During World War II, Anderson was recruited to work on theoretical studies in operations research for the U.S. Navy, which delayed his pursuit of a graduate degree. After the war, he returned to Harvard to complete his Ph.D. in physics under the supervision of John Hasbrouck Van Vleck, a pioneer in the field of quantum mechanics.
Career and Contributions to Physics
After obtaining his Ph.D. in 1949, Anderson joined the research staff at Bell Laboratories in Murray Hill, New Jersey. There, he began his work on condensed matter physics, which would become his lifelong research focus. His work at Bell Labs led to fundamental breakthroughs in our understanding of electronic structure, magnetism, and superconductivity.
One of his most significant contributions to physics was the development of the Anderson localization principle. This principle, which he proposed in 1958, explains how disorder in a material can cause electron wave functions to become localized, leading to the absence of electrical conduction. This work has had profound implications for our understanding of electronic materials and has influenced the development of modern electronic devices.
In 1962, Anderson introduced the concept of symmetry breaking in particle physics, which has become a fundamental principle in the standard model of particle physics. This work led to the prediction of the Higgs boson, a particle that was eventually discovered in 2012 at the Large Hadron Collider.
In the field of magnetism, Anderson proposed the resonating valence bond (RVB) theory to explain the unusual behavior of certain magnetic materials. This theory has been influential in the field of high-temperature superconductivity.
In 1977, Anderson moved to Princeton University where he continued his research in condensed matter physics. He also served as a professor at the University of Cambridge and was a visiting professor at several other institutions around the world.
Honors and Awards
Anderson's contributions to physics have been recognized with numerous awards and honors. In 1977, he was awarded the Nobel Prize in Physics, shared with Sir Nevill Francis Mott and John Hasbrouck Van Vleck, "for their fundamental theoretical investigations of the electronic structure of magnetic and disordered systems". His work on broken symmetry in particle physics and condensed matter physics was particularly highlighted.

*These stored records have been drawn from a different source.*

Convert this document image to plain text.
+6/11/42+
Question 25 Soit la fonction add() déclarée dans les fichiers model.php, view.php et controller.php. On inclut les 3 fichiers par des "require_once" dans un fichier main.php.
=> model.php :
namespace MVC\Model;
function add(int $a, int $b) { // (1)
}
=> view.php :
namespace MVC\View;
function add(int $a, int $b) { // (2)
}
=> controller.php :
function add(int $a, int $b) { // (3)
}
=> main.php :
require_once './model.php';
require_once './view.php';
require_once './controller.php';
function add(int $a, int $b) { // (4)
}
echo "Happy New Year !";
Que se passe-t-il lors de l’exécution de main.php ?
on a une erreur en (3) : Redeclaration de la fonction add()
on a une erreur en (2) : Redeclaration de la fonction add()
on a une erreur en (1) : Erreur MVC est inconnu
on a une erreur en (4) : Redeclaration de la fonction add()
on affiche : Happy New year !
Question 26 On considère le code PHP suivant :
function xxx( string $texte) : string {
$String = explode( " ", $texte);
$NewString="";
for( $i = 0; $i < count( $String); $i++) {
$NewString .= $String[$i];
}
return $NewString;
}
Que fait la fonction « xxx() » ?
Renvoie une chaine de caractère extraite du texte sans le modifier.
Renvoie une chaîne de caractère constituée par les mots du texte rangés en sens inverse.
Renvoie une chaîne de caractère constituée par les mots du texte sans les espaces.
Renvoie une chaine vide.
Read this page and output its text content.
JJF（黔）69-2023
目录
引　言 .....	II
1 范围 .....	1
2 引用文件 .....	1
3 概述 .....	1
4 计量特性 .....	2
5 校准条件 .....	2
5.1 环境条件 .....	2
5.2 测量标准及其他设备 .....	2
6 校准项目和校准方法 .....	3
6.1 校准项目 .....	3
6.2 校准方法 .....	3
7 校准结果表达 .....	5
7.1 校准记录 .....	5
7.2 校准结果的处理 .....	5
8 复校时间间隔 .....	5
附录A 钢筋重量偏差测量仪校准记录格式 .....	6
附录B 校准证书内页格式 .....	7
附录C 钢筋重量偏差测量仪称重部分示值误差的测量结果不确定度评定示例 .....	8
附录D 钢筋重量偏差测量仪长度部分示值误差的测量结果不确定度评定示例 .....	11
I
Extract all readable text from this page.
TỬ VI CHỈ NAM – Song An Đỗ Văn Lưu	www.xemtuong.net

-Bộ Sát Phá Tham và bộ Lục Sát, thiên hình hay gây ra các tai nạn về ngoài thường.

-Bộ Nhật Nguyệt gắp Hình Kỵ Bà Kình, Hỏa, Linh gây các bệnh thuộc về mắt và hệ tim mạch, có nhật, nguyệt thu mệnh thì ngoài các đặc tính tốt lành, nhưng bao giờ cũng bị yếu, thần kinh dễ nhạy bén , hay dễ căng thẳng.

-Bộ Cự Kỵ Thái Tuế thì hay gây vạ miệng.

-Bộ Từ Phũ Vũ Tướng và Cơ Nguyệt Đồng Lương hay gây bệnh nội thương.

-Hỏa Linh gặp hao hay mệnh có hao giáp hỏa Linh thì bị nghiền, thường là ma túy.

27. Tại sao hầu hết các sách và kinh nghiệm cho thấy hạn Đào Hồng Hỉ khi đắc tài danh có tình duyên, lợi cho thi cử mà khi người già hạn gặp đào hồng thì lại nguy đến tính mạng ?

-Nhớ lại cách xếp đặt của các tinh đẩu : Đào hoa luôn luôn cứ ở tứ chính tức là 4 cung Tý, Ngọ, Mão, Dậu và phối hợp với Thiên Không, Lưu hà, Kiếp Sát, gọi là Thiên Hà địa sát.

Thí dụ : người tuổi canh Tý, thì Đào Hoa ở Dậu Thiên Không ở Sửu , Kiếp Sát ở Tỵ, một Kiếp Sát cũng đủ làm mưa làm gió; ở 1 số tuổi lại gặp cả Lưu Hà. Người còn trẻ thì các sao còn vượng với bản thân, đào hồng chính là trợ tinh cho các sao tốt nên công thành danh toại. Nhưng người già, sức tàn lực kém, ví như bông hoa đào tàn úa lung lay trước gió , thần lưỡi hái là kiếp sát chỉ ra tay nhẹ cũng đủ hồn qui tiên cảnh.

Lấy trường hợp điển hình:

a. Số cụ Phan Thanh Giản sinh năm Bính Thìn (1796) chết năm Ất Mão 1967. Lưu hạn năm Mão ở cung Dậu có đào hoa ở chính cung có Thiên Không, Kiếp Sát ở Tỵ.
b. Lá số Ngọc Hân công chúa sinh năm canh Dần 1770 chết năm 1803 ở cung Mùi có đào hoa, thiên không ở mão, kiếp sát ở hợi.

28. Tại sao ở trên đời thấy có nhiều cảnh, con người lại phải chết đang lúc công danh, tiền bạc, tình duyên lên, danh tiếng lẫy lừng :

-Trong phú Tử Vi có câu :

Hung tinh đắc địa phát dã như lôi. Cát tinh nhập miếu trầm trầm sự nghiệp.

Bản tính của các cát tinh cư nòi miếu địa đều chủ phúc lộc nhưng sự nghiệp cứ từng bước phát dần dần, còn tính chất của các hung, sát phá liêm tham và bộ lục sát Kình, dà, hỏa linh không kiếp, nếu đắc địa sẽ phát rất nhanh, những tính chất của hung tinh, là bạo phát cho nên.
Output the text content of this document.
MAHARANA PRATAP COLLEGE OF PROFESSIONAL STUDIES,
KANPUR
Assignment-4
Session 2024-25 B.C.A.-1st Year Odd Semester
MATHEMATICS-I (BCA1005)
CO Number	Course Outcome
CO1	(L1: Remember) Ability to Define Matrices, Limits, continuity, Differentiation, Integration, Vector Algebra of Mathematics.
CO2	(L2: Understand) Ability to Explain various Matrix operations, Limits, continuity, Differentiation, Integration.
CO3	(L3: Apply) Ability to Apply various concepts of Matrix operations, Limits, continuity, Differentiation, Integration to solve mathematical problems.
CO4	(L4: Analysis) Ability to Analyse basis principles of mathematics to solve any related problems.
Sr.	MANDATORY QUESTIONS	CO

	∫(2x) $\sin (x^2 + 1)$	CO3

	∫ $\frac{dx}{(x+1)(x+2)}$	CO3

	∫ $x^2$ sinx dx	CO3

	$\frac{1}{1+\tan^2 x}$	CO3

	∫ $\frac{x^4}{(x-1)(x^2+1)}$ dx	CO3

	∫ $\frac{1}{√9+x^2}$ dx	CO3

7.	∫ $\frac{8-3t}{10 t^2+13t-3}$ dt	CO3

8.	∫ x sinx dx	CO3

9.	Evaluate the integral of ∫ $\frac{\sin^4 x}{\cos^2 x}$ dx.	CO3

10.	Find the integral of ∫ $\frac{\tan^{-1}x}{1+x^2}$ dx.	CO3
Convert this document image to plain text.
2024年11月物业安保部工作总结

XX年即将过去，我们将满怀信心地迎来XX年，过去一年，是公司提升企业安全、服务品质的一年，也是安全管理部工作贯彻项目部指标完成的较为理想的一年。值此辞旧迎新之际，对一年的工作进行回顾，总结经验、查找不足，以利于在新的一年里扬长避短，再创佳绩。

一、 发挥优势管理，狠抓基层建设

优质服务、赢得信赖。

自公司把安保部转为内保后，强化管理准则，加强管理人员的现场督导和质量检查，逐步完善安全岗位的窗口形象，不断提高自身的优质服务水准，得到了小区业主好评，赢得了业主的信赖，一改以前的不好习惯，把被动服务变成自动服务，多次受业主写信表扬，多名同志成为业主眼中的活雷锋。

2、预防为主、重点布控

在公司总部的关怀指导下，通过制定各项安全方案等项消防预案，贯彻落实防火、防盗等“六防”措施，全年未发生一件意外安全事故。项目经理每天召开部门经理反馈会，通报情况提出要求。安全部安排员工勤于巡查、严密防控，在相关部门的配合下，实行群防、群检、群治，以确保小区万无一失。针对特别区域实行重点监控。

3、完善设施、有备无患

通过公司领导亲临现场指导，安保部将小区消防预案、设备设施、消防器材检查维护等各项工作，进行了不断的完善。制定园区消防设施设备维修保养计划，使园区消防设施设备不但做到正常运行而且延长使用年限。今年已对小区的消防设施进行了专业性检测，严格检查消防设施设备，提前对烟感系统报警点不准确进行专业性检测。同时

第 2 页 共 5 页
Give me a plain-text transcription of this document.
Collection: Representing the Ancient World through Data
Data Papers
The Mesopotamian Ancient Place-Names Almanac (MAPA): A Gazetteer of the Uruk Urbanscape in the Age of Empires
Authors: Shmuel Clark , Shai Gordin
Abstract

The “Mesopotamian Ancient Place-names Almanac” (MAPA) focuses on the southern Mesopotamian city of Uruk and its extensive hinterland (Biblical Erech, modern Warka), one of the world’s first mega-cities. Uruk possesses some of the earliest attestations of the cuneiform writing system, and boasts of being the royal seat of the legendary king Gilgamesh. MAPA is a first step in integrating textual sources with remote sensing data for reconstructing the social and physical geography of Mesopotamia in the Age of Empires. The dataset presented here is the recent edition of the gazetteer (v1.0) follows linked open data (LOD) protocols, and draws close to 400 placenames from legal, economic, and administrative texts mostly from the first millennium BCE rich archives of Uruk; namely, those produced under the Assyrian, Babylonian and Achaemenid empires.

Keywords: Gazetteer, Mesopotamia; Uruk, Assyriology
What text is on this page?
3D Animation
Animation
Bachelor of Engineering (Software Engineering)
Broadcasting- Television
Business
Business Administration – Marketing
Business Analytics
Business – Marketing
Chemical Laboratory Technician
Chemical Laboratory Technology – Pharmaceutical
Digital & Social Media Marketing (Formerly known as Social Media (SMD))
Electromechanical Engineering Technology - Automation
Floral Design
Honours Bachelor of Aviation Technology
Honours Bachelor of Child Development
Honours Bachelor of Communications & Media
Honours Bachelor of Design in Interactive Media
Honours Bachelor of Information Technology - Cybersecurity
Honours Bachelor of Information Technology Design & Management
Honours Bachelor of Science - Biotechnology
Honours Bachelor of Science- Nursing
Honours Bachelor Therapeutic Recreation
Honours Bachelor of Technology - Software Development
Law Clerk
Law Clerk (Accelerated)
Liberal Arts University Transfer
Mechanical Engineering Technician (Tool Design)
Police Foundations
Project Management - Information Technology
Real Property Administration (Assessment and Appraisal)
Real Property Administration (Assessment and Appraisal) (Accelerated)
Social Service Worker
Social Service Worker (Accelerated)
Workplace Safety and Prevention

In addition to the Nobel Prize, Anderson received the Oliver E. Buckley Condensed Matter Prize in 1964, the National Medal of Science in 1982, and the Kyoto Prize in Basic Science in 1999. He was also elected to the National Academy of Sciences and the American Academy of Arts and Sciences.
Legacy
Philip Anderson's work has left a lasting impact on the field of physics. His theories and principles continue to be fundamental to our understanding of electronic materials, magnetism, and particle physics. His work has influenced the development of modern electronic devices and has contributed to the discovery of new particles in particle physics.
Anderson passed away on March 29, 2020, but his legacy continues to inspire and guide physicists around the world.